I’ve got nothing on my mind,
Nothing to remember,
Nothing to forget.
And I’ve got nothing to regret.
But I’m all tied up on the inside,
No one knows quite what I’ve got,
And I know that on the outside
What I used to be
You know I’ve heard about people like me
But I never made the connection.
They walk one road to set them free
And find they’ve gone the wrong direction.
But there’s no need for turning back
Cause all roads lead to where I stand;
And I believe I’ll walk them all
No matter what I may have planned.
Everyone of a certain age has heard Don McLean’s song American Pie…and it is an iconic song. But others of his are amazing, and Crossroads is probably my favorite. These first two stanzas I love for the idea that whatever our choices have been in life, they make us who we are. And who we are is ok. (The last two stanzas are great as well for couples who share difficult paths with each other – but that is a different post.)
I have never been someone who wishes they had a “do over” or lived with a lot of regret. If I did have another beginning in life perhaps I’d choose some different things, make fewer detours to where I ended up, but if I’m fair I believe that at every different crossroad in my life, given who I was in those moments, I’d probably choose the same way now that I did then. My choices were right for me when I made them.
No, I didn’t pursue writing when I thought I would. I chose not to transfer schools and go to journalism school. And yes, my life might have changed if I had. Maybe, Doug and I would have married later, had our children later, and I would have started creative writing sooner….or been a doctor instead of a teacher and social worker…or….
But I have a husband and family I adore, and one of the great things about having my children young is that, although my son and daughter were not quite as young as I was when they had theirs, I am still young enough to fully participate in our grandchildren’s lives and watch they grow up into adulthood.
And I have written my book with all my life experience to draw upon. I think it is a richer, better book than it would have been, because I am a more complete person now that I was when I was 22.

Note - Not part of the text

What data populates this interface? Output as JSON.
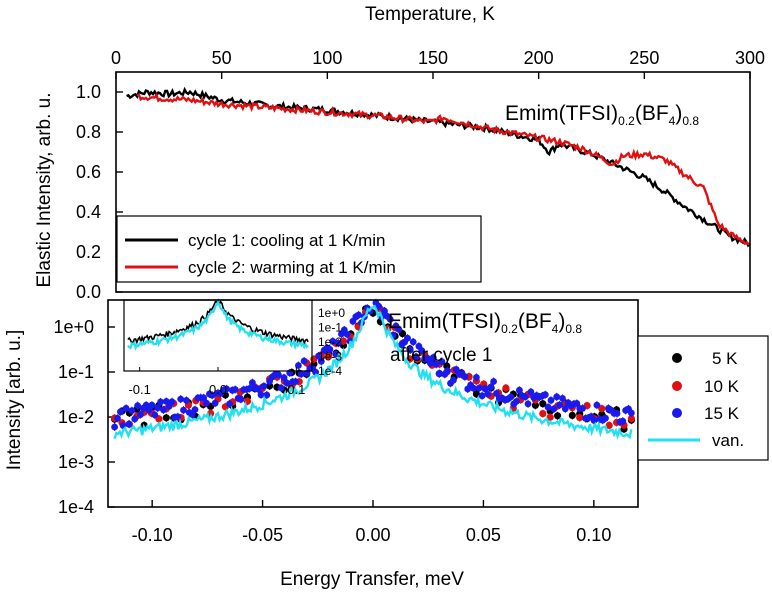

All of this is to say that, in retrospect, I am happy with my choices, even the ones that look like detours. I have posted On The Road Less Taken by Frost, and I am sure part of who I am has both shaped and been shaped by my choices. But today what I am trying to say is a little different. It is: Relax, there are no wrong choices. There are only the choices you have already made and the choices you will make in the future. And all of them can lead to good, if that is where you want to go.
Our teen granddaughters are visiting and looking ahead toward high school for Catherine and college for Caroline. They are already talking about where they want to go and what they want to be as adults. Caroline is pretty focused on some area of medicine. Catherine is more interested in the tech world. They have so much that lies ahead of them, so many places to go, and people to be and become…and so many choices to take and learn from!
My mom was a wise woman who had words of wisdom for every occasion. When I’d make a mistake she’d tell me, “Just pick yourself up, dust yourself off, and start over.” Mom also loved Fred Astaire and Ginger Rogers and the movies they starred in when she was a young girl. So when I just “googled”the phrase, it was no surprise when I found this YouTube clip https://www.youtube.com/watch?v=AGUsRGuZb6k Words of wisdom from a song:
Nothing’s impossible I have found,
For when my chin is on the ground,
I pick myself up,
Dust myself off, and
Start All over again.
Many mistakes lie in the girls’ future, in mine, in yours. The world is filled with them. We all make them. Mistakes are not necessarily destiny…but sometimes they can be serendipity. It all depends on what you do with them. You can always dust them off….or perhaps discover that what you thought was a mistake is just a new beginning.
So relax, enjoy what will come. There are no mistakes if you just keep traveling toward your dreams.